Long answer: Your question actually refers to the issue involved with "magic numbers". Let's consider the following:

void connectToServer(const DefaultSettings &serverSettings) { if (serverSettings.tcpPort == 1993) { /// treat the default port, might be an invalid port with a straight return } else { /// actually connect to the server } } void checkServerConnection(const DefaultSettings &serverSettings) { if (serverSettings.tcpPort == 1993) { /// treat the default port, might be an invalid port with a straight return } else { /// actually connect to the server } } 

It is clear that, if your default port configuration is changed for any reason, you need to manually change every line involving the default port. Even for small projects with +10k lines of code it is intractable (at least from my point of view). This "coding style" is highly subject to create future bugs. Therefore, one prefers the following where only one line must be changed if needed:

void connectToServer(const DefaultSettings &serverSettings) { if (serverSettings.tcpPort == DefaultSettings::defaultTcpPort) { /// treat the default port, might be an invalid port with a straight return } else { /// actually connect to the server } } /// and so on... 

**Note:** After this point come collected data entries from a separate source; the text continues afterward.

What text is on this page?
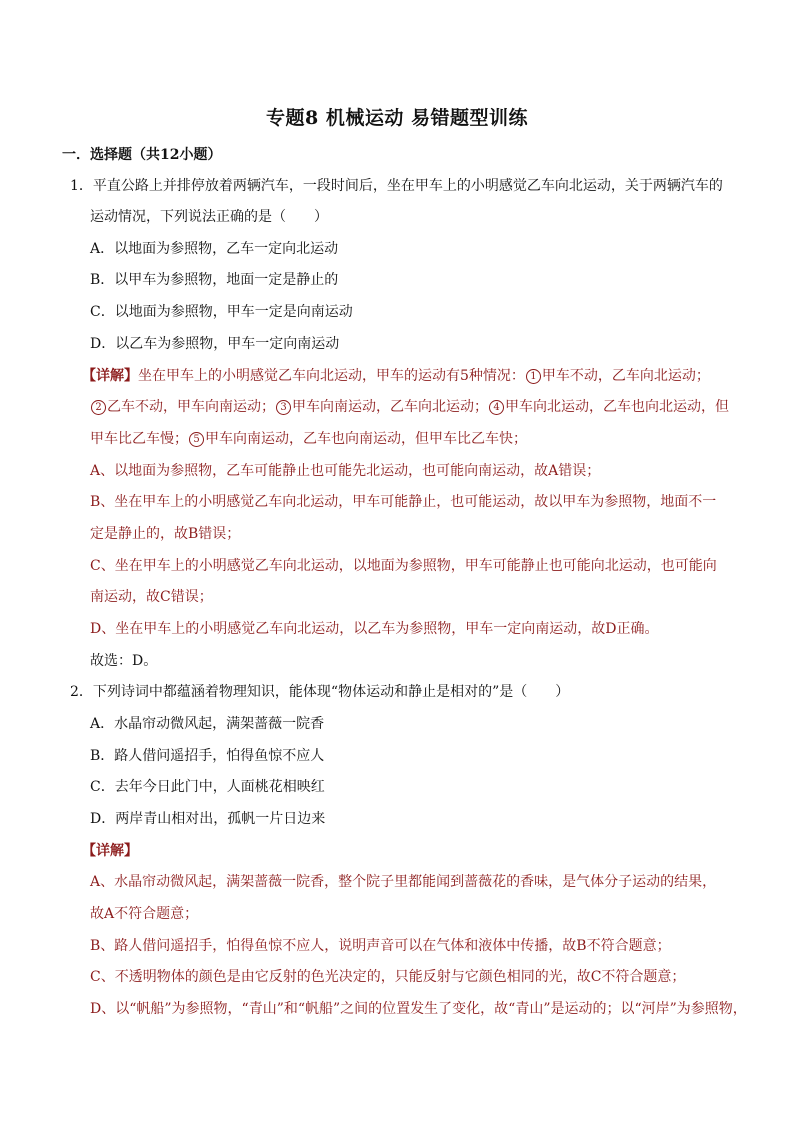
专题8 机械运动 易错题型训练
一．选择题（共12小题）
1．平直公路上并排停放着两辆汽车，一段时间后，坐在甲车上的小明感觉乙车向北运动，关于两辆汽车的
运动情况，下列说法正确的是（　　）
A．以地面为参照物，乙车一定向北运动
B．以甲车为参照物，地面一定是静止的
C．以地面为参照物，甲车一定是向南运动
D．以乙车为参照物，甲车一定向南运动
【详解】坐在甲车上的小明感觉乙车向北运动，甲车的运动有5种情况： 1 甲车不动，乙车向北运动；
2 乙车不动，甲车向南运动； 3 甲车向南运动，乙车向北运动； 4 甲车向北运动，乙车也向北运动，但
甲车比乙车慢； 5 甲车向南运动，乙车也向南运动，但甲车比乙车快；
A、以地面为参照物，乙车可能静止也可能先北运动，也可能向南运动，故A错误；
B、坐在甲车上的小明感觉乙车向北运动，甲车可能静止，也可能运动，故以甲车为参照物，地面不一
定是静止的，故B错误；
C、坐在甲车上的小明感觉乙车向北运动，以地面为参照物，甲车可能静止也可能向北运动，也可能向
南运动，故C错误；
D、坐在甲车上的小明感觉乙车向北运动，以乙车为参照物，甲车一定向南运动，故D正确。
故选：D。
2．下列诗词中都蕴涵着物理知识，能体现“物体运动和静止是相对的”是（　　）
A．水晶帘动微风起，满架蔷薇一院香
B．路人借问遥招手，怕得鱼惊不应人
C．去年今日此门中，人面桃花相映红
D．两岸青山相对出，孤帆一片日边来
【详解】
A、水晶帘动微风起，满架蔷薇一院香，整个院子里都能闻到蔷薇花的香味，是气体分子运动的结果，
故A不符合题意；
B、路人借问遥招手，怕得鱼惊不应人，说明声音可以在气体和液体中传播，故B不符合题意；
C、不透明物体的颜色是由它反射的色光决定的，只能反射与它颜色相同的光，故C不符合题意；
D、以“帆船”为参照物，“青山”和“帆船”之间的位置发生了变化，故“青山”是运动的；以“河岸”为参照物，
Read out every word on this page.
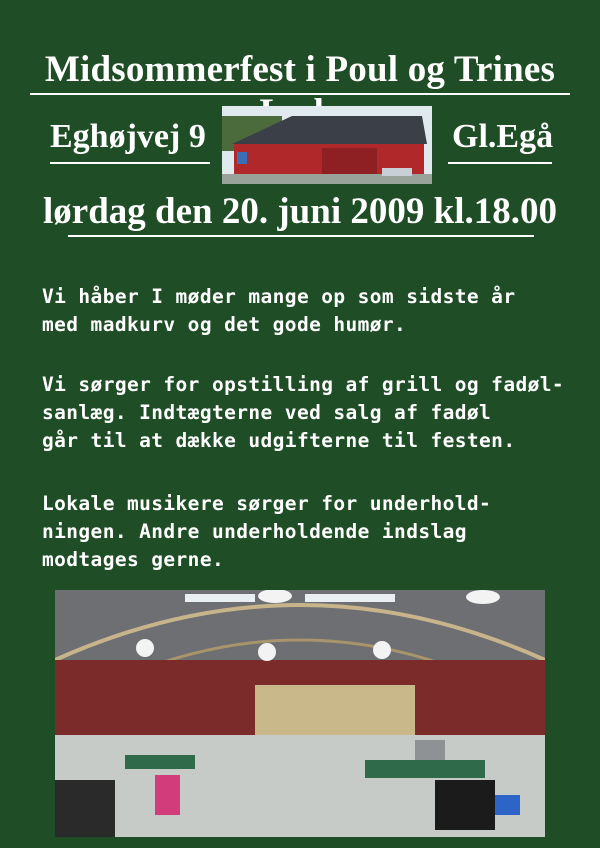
Midsommerfest i Poul og Trines
Eghøjvej 9	Gl.Egå
lørdag den 20. juni 2009 kl.18.00
Vi håber I møder mange op som sidste år
med madkurv og det gode humør.
Vi sørger for opstilling af grill og fadøl-
sanlæg. Indtægterne ved salg af fadøl
går til at dække udgifterne til festen.
Lokale musikere sørger for underhold-
ningen. Andre underholdende indslag
modtages gerne.
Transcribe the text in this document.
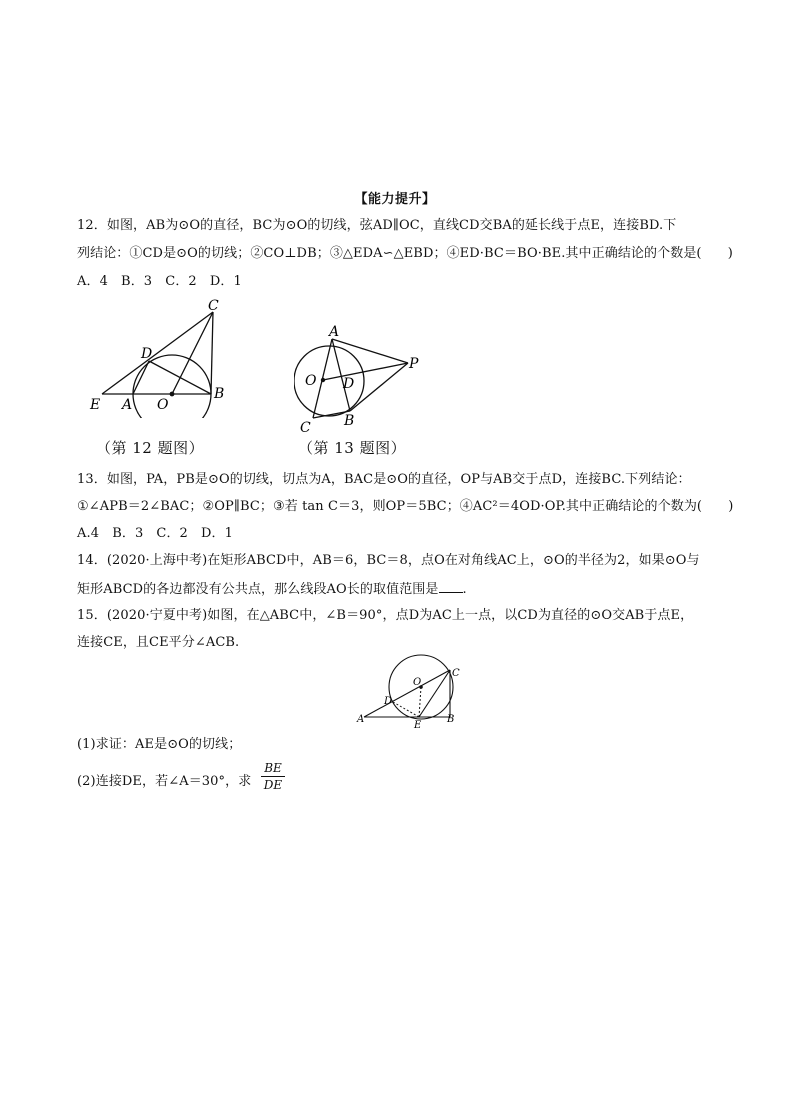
【能力提升】
12．如图，AB为⊙O的直径，BC为⊙O的切线，弦AD∥OC，直线CD交BA的延长线于点E，连接BD.下
列结论：①CD是⊙O的切线；②CO⊥DB；③△EDA∽△EBD；④ED·BC＝BO·BE.其中正确结论的个数是(　　)
A．4　B．3　C．2　D．1
C
D
E A O
B
（第 12 题图）
A
O D
P
C B
（第 13 题图）
13．如图，PA，PB是⊙O的切线，切点为A，BAC是⊙O的直径，OP与AB交于点D，连接BC.下列结论：
①∠APB＝2∠BAC；②OP∥BC；③若 tan C＝3，则OP＝5BC；④AC²＝4OD·OP.其中正确结论的个数为(　　)
A.4　B．3　C．2　D．1
14．(2020·上海中考)在矩形ABCD中，AB＝6，BC＝8，点O在对角线AC上，⊙O的半径为2，如果⊙O与
矩形ABCD的各边都没有公共点，那么线段AO长的取值范围是 .
15．(2020·宁夏中考)如图，在△ABC中，∠B＝90°，点D为AC上一点，以CD为直径的⊙O交AB于点E，
连接CE，且CE平分∠ACB.
O
C
D
A
E
B
(1)求证：AE是⊙O的切线；
(2)连接DE，若∠A＝30°，求 $\frac{BE}{DE}$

As a rule of thumb, ALWAYS define hard coded values, e.g char, int, float, and by extension strings into constant declarations. I've already seen people writing my_array.size() == ZERO_SIZE_ARRAY instead of my_array.size() == 0 (in other languages though). This is a trade-off between readability and robustness.

Remark on your code:

I would suggest to not encode the default value directly into the struct/class but rather do:

struct Settings { std::string tcpIpAddress; uint16_t tcpPort; } constexpr const char* DEFAULT_TCP_IP_ADDRESS = "127.0.0.1"; constexpr uint16_t DEFAULT_TCP_PORT = 1993; constexpr Settings DEFAULT_SETTINGS{ DEFAULT_TCP_IP_ADDRESS, DEFAULT_TCP_PORT }; 

Or something along the line. A struct/class skeleton has the purpose to declare things and not to define them: in other words, a struct/class carries values but does not set them (if we do not consider the methods attached to them, I am a C speaker). This way of coding could also allow you to load dynamically, from a file for example, the default values more easily (but remove the constexpr).

Note:

The reason why clang (and probably other compilers) does not apply an equivalent checks for strings (if this does not exist already), is probably because std::string_view is a class and the compiler does not make the difference between a default constructor std::string tcpIpAddress; and std::string tcpIpAddress = "my specific address" , taking into account the heap allocation. (I might be wrong, others are welcome to correct me).